It might just prove the defining image of the MLS is Back Tournament.
The San Jose Earthquakes were down two goals to the Vancouver Whitecaps with less than 20 minutes to play on Wednesday night, and somehow the California club managed to produce late-game heroics en route to a thrilling 4-3 comeback victory that included a dramatic 98th-minute winner.
The scenes that followed the final goal in the dying moments of the Group B affair were diametrically opposed. For the Whitecaps, stunning disbelief. For the Earthquakes, pure rapture and a euphoric team celebration that included an elated assistant coach shooting freeze spray into the air in a manner reminiscent to that of a hardcore fan holding a smoke bomb.
The passion on display was palpable and it could have made you forget for a second that this game was being played in a spectator-less venue.
“The reality of this group is that it is a joyous one,” said Earthquakes head coach Matias Almeyda in Spanish. “It is a group that knows that with me they can make mistakes so long as they insist on playing forward. I give them that security and hope they convey it, and they are giving back to me these types of happy nights of soccer that stay engrained forever.
“This game will stay in my head and heart because these are hard matches, difficult matches, especially in a tournament setup that does not permit you to lose points. From that standpoint, I’m very happy with all of the players.”
While the Earthquakes were on cloud nine after the game, the Whitecaps were left to wonder what exactly went wrong. They crumbled in horrifying fashion during the match’s final 30 minutes and change, allowing Chris Wondolowski, Oswaldo Alanis, and Shea Salinas to find the back of the net.

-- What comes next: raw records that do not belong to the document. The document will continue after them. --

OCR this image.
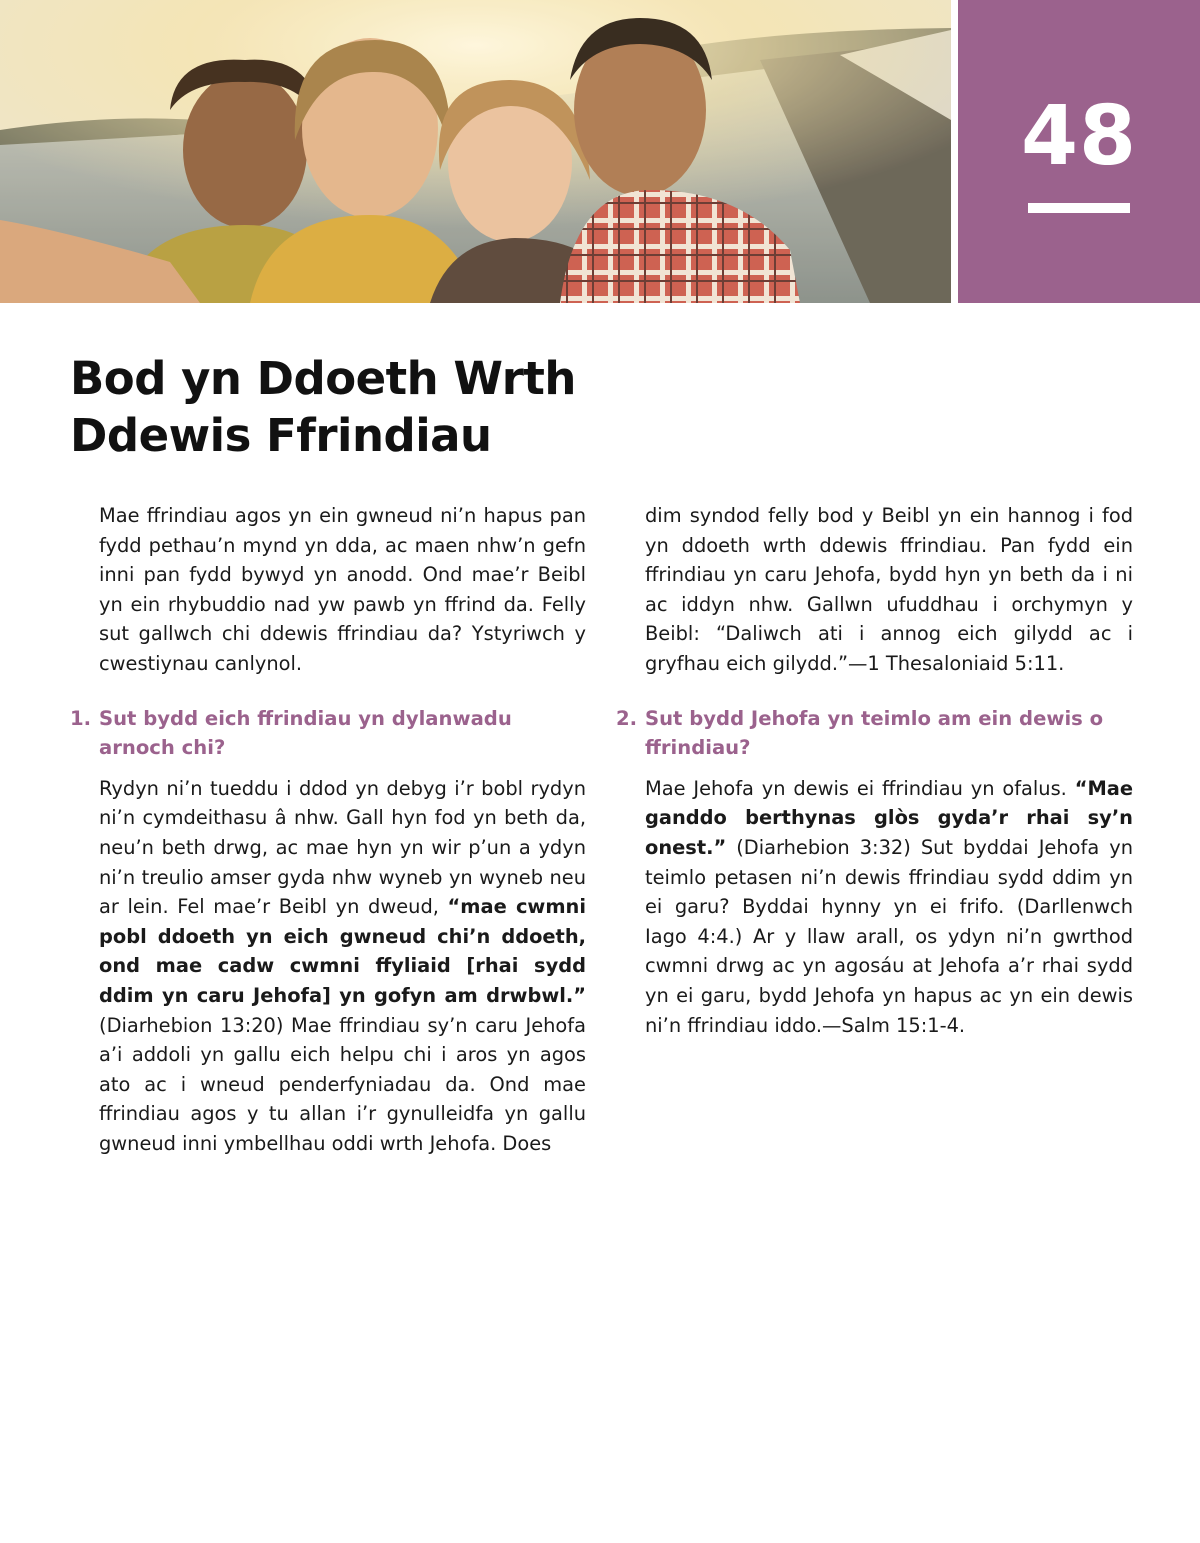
48
Bod yn Ddoeth Wrth
Ddewis Ffrindiau

Mae ffrindiau agos yn ein gwneud ni’n hapus pan fydd pethau’n mynd yn dda, ac maen nhw’n gefn inni pan fydd bywyd yn anodd. Ond mae’r Beibl yn ein rhybuddio nad yw pawb yn ffrind da. Felly sut gallwch chi ddewis ffrindiau da? Ystyriwch y cwestiynau canlynol.

1. Sut bydd eich ffrindiau yn dylanwadu arnoch chi?

Rydyn ni’n tueddu i ddod yn debyg i’r bobl rydyn ni’n cymdeithasu â nhw. Gall hyn fod yn beth da, neu’n beth drwg, ac mae hyn yn wir p’un a ydyn ni’n treulio amser gyda nhw wyneb yn wyneb neu ar lein. Fel mae’r Beibl yn dweud, “mae cwmni pobl ddoeth yn eich gwneud chi’n ddoeth, ond mae cadw cwmni ffyliaid [rhai sydd ddim yn caru Jehofa] yn gofyn am drwbwl.” (Diarhebion 13:20) Mae ffrindiau sy’n caru Jehofa a’i addoli yn gallu eich helpu chi i aros yn agos ato ac i wneud penderfyniadau da. Ond mae ffrindiau agos y tu allan i’r gynulleidfa yn gallu gwneud inni ymbellhau oddi wrth Jehofa. Does

dim syndod felly bod y Beibl yn ein hannog i fod yn ddoeth wrth ddewis ffrindiau. Pan fydd ein ffrindiau yn caru Jehofa, bydd hyn yn beth da i ni ac iddyn nhw. Gallwn ufuddhau i orchymyn y Beibl: “Daliwch ati i annog eich gilydd ac i gryfhau eich gilydd.”—1 Thesaloniaid 5:11.

2. Sut bydd Jehofa yn teimlo am ein dewis o ffrindiau?

Mae Jehofa yn dewis ei ffrindiau yn ofalus. “Mae ganddo berthynas glòs gyda’r rhai sy’n onest.” (Diarhebion 3:32) Sut byddai Jehofa yn teimlo petasen ni’n dewis ffrindiau sydd ddim yn ei garu? Byddai hynny yn ei frifo. (Darllenwch Iago 4:4.) Ar y llaw arall, os ydyn ni’n gwrthod cwmni drwg ac yn agosáu at Jehofa a’r rhai sydd yn ei garu, bydd Jehofa yn hapus ac yn ein dewis ni’n ffrindiau iddo.—Salm 15:1-4.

“Unfortunately, we weren’t able to close the game,” said Whitecaps head coach Marc Dos Santos. “It is really hard right now. The players are not ready to play 90 minutes, they are not ready to play 100 minutes. With the injury time, it gets very difficult and then it’s hard to keep the composure until the end. We felt it during the game.”
Dos Santos added that not having a full complement of players hurt the Whitecaps. The Canadian outfit’s depth for this tournament has been depleted with the absences of eight players, including Lucas Cavallini, Fredy Montero, Erik Godoy, and Janio Bikel.
Still, the Whitecaps were left to rue what could have been.
“They are disappointed. They are disappointed,” said Dos Santos about his players. “But they believe on what we did and they believe the things that we were able to do and they are staying positive. It was hard, and we have days to recover from this loss.”
The Whitecaps may have let three points slip away, but the Earthquakes dominated the run of play on Wednesday. Almeyda’s side out-possessed the Whitecaps by a 68-32 percent mark, outshot them by a 30-7 margin, and had 22 corner kicks compared to the four it conceded.
Critical errors by the Earthquakes were a big reason why the Whitecaps were in a position to win, but they were ruled out by the Earthquakes’ mental toughness and adamant nature.
“On the field, this group knows they are players that have freedom,” said Almeyda. “They have freedom to create and the freedom to take risks, and I’m not going get ticked off no matter how many mistakes they. The one that makes the mistake is the one that doesn’t try because the one that doesn’t try will never make a mistake.
“I stay with the attempt and accept the mistake. Now if in the face of a mistake, I don’t attempt again then I worry. But the players are showing that even in the face of mistakes they keep insisting, and that shows strength within the group.”
It surely did on Wednesday night. The Earthquakes pulled off some unbelievable late-game heroics, and the magic and passion they conjured up while doing so will not soon be forgotten.
“What you saw was a team that maintained its identity even in the face of adversity,” said Almeyda. “It was a team that is searching for its own style of play, a team that respects every opponent they face, and that never gives up on itself.
“We really have a great group and I’m proud of the team I coach, but I am even more so thankful.”